Da entrambe le oasi si possono iniziare dei percorsi di esplorazione del deserto, grazie alle antiche piste che solo le guide locali conoscono veramente bene. Il giro permetterà di viaggiare tra le dune in piena sicurezza, e di bivaccare con le tende, sia la notte che a mezzogiorno, quando ovviamente è sconsigliato andarsene in giro sotto il sole. L’abilità delle guide è anche quella di organizzare il trasporto e l’installazione delle tende, dell’indispensabile per cucinare, delle vettovaglie non deperibili, dei ricambi e del carburante.

Conclusioni

Il deserto ci obbliga ad entrare in una nuova dimensione, dove i telefonini tacciono, internet non esiste, e tante cose d’improvviso non disponibili si scoprono superflue. L’esperienza del bivacco notturno tra le dune, seduti intorno al fuoco, risveglia in noi delle sensazioni ancestrali che il corpo aveva dimenticato, ma che toccano le corde dello spirito. La notte nel deserto, sotto l’immenso cielo stellato, finalmente visibile nel vero buio assoluto, è un’esperienza magica che difficilmente le parole possono rendere. Di fronte a tanta vastità l’essere umano avverte la propria piccolezza.

Il discorsi diventano più sereni, pacati, profondi, sinceri. I cuori si aprono a confidenze trattenute da anni, i viaggiatori scoprono una solidarietà tra loro prima sconosciuta. Tutto ciò ci spinge a guardarci dentro, ad ascoltare il silenzio, e le risposte emergono inaspettate.

oasi algerine

Anche l’opportunità di dormire in una della casette in fango delle ksar, come ho personalmente fatto a Taghit, può essere un’esperienza emozionante.

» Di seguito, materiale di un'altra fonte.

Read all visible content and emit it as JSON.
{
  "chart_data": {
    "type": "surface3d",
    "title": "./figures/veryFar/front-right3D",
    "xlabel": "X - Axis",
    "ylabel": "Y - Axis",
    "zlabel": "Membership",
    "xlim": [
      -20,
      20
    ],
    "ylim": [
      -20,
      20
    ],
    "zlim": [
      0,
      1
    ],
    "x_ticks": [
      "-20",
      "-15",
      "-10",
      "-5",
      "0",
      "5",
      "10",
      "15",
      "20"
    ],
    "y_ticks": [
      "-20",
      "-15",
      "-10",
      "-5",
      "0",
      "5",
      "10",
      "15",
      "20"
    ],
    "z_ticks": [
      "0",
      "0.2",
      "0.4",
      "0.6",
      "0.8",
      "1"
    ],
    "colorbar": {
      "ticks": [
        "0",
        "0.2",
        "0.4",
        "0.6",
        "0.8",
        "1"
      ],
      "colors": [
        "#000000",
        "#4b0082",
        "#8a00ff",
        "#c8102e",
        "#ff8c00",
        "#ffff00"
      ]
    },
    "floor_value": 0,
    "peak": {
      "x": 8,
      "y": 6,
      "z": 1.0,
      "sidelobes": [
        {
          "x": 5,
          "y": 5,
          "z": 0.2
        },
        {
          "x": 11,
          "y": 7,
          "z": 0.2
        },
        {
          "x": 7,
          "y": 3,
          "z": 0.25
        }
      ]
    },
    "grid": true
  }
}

Scomoda, perché tutto quello che si fa nel deserto porta ad una certa scomodità, dovuta alla scarsezza d’acqua, di igiene, di privacy, etc..

Mi pare quasi superfluo segnalare che questo genere di esperienze chiedono una significativa capacità d’adattamento. Certi disagi devono essere messi in conto e trascurati in nome del desiderio di sperimentare per alcuni giorni una “vita differente”, conoscere il nostro pianeta, ed “assorbire energia positiva” per rientrare poi nella vita che, nel bene o nel male, ci siamo costruiti. Altra esperienza interessante è cercare di capire la lentezza con cui le guide locali fanno le cose: qui l’uomo ha davvero appreso a non sprecare le forze per difendersi dall’ambiente (caldo, vento, etc.). Quanto abbiamo da imparare dalla lentezza che permette di assaporare il thè alla menta e il pane impastato e cotto sotto i nostri occhi?